Directed by Ted Kingsbrook, produced by Tomas Tang, starring Kent Wills, Trudy Calder, Lucas Byrne, Sorapong Chatree, Sun Chien and Jack Mackay.

Master Cooper, who controls people-munching killer crocs from a golden cave, plans to team-up with Monica (Calder), the blonde sorceress who is running a ‘vampire business’. Together they hope their crocodiles and hopping vamps will take over the world, but agent Bruce Thompson (Wills) is determined to prevent this evil plan from happening.



OMG! Where to start with this incredibly weird cut-and-paste flick?! Well, here’s just some of the things that occur…
There are multiple crocodile attacks, both in the water and on land, with a high bodycount and much screaming. Monica performs seemingly pointless incantations, at one point causing several fish to spill from a vampire’s mouth, into a fishbowl, which then fly up into a different vampire’s mouth. A levitating dude loses his concentration and falls prey to a hungry crocodile. A guy vomits up maggots. A smaller man-in-suit croc does tricks for villagers. Some of the vampires are of the Chinese hopping variety, whilst others are more like zombie-vamps with green blood. Oh… and the crocodiles are actually the spirits of people who have become reptiles, so they often appear in human form too!

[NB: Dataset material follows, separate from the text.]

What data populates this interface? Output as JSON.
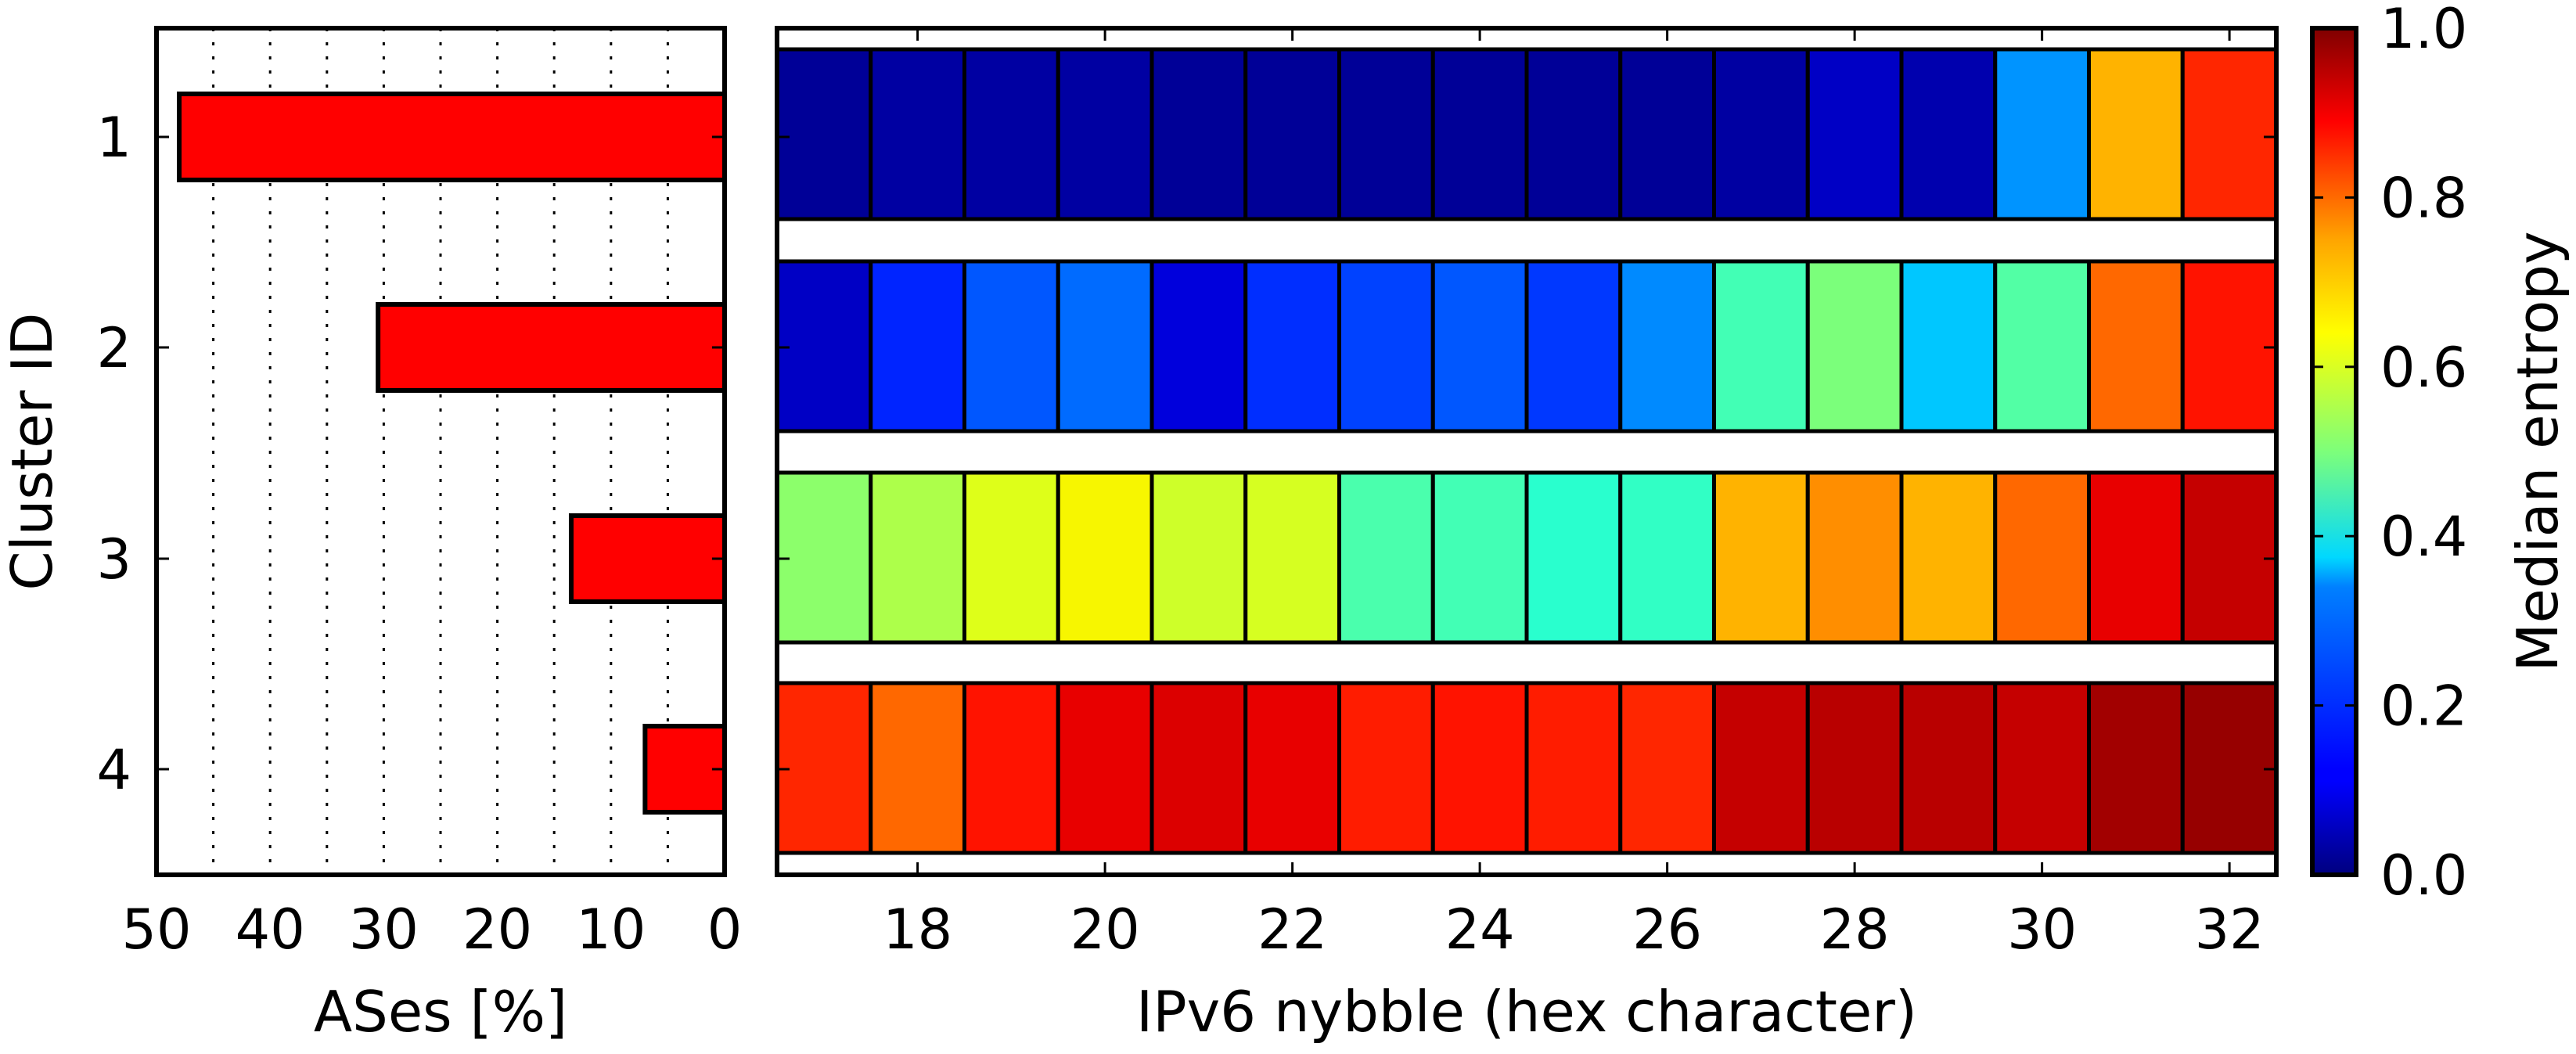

The croc footage stems from a Thai film called KRAI THONG 2 (1985) and the main crocodile, though not exactly a Hollywood-standard animatronic creation, is a pretty serviceable full-size model that munches down on many, many extras. The low tech attack scenes actually possess a pacy verve, as loads of people run, shout and get bitten or carried away. One of the reasons these reptile assaults stand out is because they are never isolated incidents: the various crocs don’t bother waiting around to pick off lone victims, they launch onslaughts against groups of people near their homes or at riverside markets. Most of these attacks involve the actors struggling in the reptile’s jaws, but there’s one particular scene that is quite gory, with limbs being bitten off, and I’m sure actual amputees were cast to portray these legless or armless victims.



It’s a real WTF moment when one of the crocs turns into its human form (a young woman called Maria) for the very first time. It’s revealed that Maria is the deceased girlfriend of a local man called Jack and she says such things as “If you really cared for me, Jack, you’d be a crocodile too, and then we could both be together right away, what do you think?”


The film focuses more on the crocodile spirits in their human form later in the story, in scenes mainly based in the golden cave, referred to as Sea World. This is the location where two croc-demon guys, one called Donald and the other named Stephen, fight one another, with Stephen hurling small, stuffed-looking crocodiles at Donald!

The film reaches dual climaxes, one involving Jack as a croc-fighting hero with a special spear & dagger, the other finale boasting a showdown between Bruce, vampires and witch-lady Monica, who suddenly develops a fake-looking, throbbing belly, from which bursts a slimy human head!


This dumb, fun Tomas Tang production, often mistakenly credited as a Godfrey Ho film, is utterly batshit crazy, filled with so much incident, including a croc biting the head off a water buffalo, a machine gun assassination attempt, and a crocodile with diamond teeth, that the film actually makes other cut-and-paste epics like SCORPION THUNDERBOLT look like coherent, perfectly normal movies by comparison!